The new millennium’s salient economic event was the introduction of the single currency: the euro. This change favoured the idea that, in order to achieve success in the US, the investment to be made had to be not only in terms of financial means but also human resources. A long-term mentality needed to be introduced and the scheme whereby an exporter in Europe utilised third-party distributors in the US was revisited. Italian companies needed to become American companies by establishing a direct presence in the market.
In December 2013, Funaro & Co. opened an office in Miami, Florida. The US business landscape had been adversely impacted by the “Great Recession” of 2008, when overvalued mortgage securities bundles triggered a domestic and worldwide financial crisis. The firm’s emphasis on the long-term view found opportunity amidst the economic ruin. European entities and individuals aggressively turned to the southern Florida market for real estate and business deals in lieu of making comparable investments in Southern Europe, where a strong euro and other factors caused a restrictive increase in the prices of comparable assets.

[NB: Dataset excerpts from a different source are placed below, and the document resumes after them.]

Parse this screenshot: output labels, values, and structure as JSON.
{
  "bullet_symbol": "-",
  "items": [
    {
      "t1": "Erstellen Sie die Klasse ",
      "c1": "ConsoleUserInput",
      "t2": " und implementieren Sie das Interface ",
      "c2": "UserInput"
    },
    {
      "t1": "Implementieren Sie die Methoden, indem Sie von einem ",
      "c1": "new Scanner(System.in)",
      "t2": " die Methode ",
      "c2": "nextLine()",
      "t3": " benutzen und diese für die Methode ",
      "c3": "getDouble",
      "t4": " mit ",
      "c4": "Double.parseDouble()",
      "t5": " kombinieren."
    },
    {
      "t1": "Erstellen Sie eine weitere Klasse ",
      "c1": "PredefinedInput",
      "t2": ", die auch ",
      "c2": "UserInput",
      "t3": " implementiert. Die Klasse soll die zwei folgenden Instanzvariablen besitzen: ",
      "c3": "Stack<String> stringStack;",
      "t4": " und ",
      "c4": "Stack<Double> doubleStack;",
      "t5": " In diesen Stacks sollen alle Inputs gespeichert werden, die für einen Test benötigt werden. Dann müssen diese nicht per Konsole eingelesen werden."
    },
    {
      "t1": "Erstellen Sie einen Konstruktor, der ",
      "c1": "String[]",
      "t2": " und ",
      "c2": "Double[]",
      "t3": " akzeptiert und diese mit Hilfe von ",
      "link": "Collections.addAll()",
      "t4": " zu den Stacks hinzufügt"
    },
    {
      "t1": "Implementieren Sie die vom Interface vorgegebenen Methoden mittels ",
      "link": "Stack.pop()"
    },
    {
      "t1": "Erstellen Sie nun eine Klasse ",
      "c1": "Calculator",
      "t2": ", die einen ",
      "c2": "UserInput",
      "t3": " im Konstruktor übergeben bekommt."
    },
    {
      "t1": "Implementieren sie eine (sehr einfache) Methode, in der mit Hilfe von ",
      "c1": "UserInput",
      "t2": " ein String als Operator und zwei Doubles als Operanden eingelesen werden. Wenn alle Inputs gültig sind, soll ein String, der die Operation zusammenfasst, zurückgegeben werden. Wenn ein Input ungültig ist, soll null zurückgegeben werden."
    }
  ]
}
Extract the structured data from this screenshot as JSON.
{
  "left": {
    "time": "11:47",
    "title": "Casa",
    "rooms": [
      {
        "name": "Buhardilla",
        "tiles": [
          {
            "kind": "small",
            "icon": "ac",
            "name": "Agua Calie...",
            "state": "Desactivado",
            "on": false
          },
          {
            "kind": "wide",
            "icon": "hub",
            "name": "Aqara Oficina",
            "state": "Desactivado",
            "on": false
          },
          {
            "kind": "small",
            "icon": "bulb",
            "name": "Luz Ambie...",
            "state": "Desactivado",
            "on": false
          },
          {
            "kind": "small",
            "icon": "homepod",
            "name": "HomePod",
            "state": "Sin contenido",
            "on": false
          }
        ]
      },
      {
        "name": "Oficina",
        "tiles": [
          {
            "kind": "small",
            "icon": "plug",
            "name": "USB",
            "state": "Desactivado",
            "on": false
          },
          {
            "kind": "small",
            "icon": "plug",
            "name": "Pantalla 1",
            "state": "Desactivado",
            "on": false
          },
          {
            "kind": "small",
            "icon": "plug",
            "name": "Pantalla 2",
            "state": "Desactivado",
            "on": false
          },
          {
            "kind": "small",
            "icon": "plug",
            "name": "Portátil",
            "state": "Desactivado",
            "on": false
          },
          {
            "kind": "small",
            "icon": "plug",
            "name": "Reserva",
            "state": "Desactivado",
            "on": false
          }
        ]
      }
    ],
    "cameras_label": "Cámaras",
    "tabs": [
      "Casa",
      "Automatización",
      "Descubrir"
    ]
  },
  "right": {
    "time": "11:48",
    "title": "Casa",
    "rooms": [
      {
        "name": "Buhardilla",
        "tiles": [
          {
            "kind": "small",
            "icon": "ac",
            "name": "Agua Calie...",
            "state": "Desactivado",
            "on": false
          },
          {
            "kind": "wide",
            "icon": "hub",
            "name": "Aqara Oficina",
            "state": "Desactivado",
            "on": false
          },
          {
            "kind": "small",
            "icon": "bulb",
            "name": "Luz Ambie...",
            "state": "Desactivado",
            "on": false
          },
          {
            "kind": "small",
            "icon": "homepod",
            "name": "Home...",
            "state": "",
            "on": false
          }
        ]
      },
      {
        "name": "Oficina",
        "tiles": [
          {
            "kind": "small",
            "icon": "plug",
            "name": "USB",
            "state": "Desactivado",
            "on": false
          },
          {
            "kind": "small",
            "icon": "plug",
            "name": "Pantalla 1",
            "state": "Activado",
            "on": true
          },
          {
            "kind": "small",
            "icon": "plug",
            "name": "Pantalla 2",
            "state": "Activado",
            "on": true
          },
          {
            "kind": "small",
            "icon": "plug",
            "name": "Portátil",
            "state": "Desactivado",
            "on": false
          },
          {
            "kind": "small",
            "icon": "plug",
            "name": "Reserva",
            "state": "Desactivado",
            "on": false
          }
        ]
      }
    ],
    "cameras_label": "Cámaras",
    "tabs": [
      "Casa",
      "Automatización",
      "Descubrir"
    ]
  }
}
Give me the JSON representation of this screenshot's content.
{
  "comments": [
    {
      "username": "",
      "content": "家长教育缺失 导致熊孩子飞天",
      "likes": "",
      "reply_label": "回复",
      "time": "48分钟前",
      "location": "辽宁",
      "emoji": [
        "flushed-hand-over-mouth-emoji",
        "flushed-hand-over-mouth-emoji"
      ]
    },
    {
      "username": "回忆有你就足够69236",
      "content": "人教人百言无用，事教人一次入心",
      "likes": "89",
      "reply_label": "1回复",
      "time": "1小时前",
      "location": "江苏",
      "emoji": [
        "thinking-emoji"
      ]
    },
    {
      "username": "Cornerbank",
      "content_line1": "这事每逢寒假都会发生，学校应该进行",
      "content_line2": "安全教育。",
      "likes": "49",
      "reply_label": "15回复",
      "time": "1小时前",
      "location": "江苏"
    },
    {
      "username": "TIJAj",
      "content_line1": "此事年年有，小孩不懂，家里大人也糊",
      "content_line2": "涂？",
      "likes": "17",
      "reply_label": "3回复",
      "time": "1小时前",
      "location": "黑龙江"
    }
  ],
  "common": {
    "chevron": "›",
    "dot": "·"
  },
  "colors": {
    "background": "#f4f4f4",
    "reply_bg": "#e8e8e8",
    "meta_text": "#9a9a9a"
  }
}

Presently, the firm finds itself advising European companies as well as certain South American and Pacific Rim companies through a period of pronounced political upheaval in the US. For partners, despite 70 years of watching their city evolve at a “New York minute” pace (an imagined unit of time which an American TV personality once described as “the interval between a Manhattan traffic light turning green and the guy behind you honking his horn”), the latest changes have that unfamiliar feel which is becoming all too familiar. To successfully conduct business in the US, a company must master appealing to a market characterised by extreme diversification with large subgroups of consumers, lifestyles, regulations and laws.